However, depending on the lender, there may be cap on how much you can borrow against your home. If, for instance, home values are on the rise, that doesn't necessary mean you can take advantage of price appreciation and get a loan equal to 100 percent of your equity.
Unlike a home equity line of credit, the loan amount is given all at once. Whereas HELOCs are often presented in the form of a credit card, the funds from a home equity loan can be deposited directly into your checking account. They are often called second mortgages because they have repayment terms - typically 15 years - like home loans. Interest rates for repayment are usually fixed. In some cases, payments on interest for these loans are tax deductible.
What are home equity loans used for?
Although these loans are similar to mortgages in some aspects, you're allowed to use the money for anything you want. Often, homeowners turn to home equity loans to make repairs or renovations to their property. Getting the funds as a lump sum allows borrowers to budget and best decide which upgrades fit their finances. These loans are also used by parents who need financing to send their children to college.
Another common use for home equity loans is to pay off other debts, specifically credit cards. The loan serves as way to consolidate multiple debts, and the interest rate tends to be more favorable than the individual rates for each credit account.
Generally, purchases or expenses that require a large amount of money at a single time are well-suited for this loan.
When should you get a home equity loan?
If your home has sizeable equity and you need a large loan, borrowing against your house can be a great way to cash in on how well your property has retained its value over the years. However, you should be certain that you can repay the loan prior to borrowing. If you default on your second mortgage, your loan provider can sell your home to recover the outstanding balance.

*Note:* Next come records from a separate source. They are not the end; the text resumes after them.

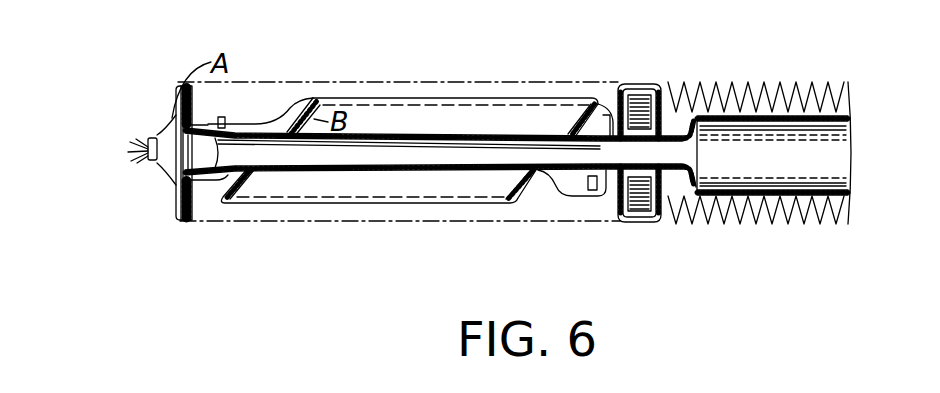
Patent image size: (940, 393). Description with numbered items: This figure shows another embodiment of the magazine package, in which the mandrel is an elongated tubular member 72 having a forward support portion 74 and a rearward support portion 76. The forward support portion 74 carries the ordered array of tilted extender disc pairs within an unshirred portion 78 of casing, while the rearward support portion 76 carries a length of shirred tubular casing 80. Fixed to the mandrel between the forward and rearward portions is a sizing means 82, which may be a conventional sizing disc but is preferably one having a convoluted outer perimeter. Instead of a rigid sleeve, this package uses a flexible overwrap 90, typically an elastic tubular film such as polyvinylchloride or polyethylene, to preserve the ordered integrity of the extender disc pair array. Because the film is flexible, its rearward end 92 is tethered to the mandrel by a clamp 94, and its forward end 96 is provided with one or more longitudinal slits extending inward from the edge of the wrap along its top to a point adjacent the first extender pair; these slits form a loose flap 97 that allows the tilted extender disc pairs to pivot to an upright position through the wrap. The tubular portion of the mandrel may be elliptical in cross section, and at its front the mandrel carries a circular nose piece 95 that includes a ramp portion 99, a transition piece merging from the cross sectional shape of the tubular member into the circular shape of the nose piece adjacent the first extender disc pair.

The elongated tubular member 72 is at (567, 176).
The forward support portion 74 is at (338, 170).
The rearward support portion 76 is at (833, 192).
The unshirred portion of casing 78 is at (365, 96).
The shirred tubular casing 80 is at (798, 90).
The sizing means 82 is at (656, 93).
The flexible overwrap 90 is at (450, 207).
The rearward end of overwrap 92 is at (567, 100).
The clamp 94 is at (615, 120).
The nose piece 95 is at (152, 137).
The forward end of overwrap 96 is at (207, 186).
The loose flap 97 is at (251, 119).
The ramp portion 99 is at (227, 130).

If you have a stable job and don't expect many financial changes in the future, you likely don't have much to worry about. Yet, a HELOC may be more suited to your needs if you don't necessarily need a lump-sum payment. Unlike a home equity loan, the amount you're allowed to borrow with a HELOC functions as a credit limit, and you can borrow money against that limit for a designated period of time. When using the credit to pay for something such as renovations, having access to fewer funds over time could be fitting. If, for example, your contractor has you make payments through various stages of the project, you don't necessarily need the total amount at once.
When ultimately deciding on a home equity loan, be sure to read all closing documents to understand your repayment responsibilities.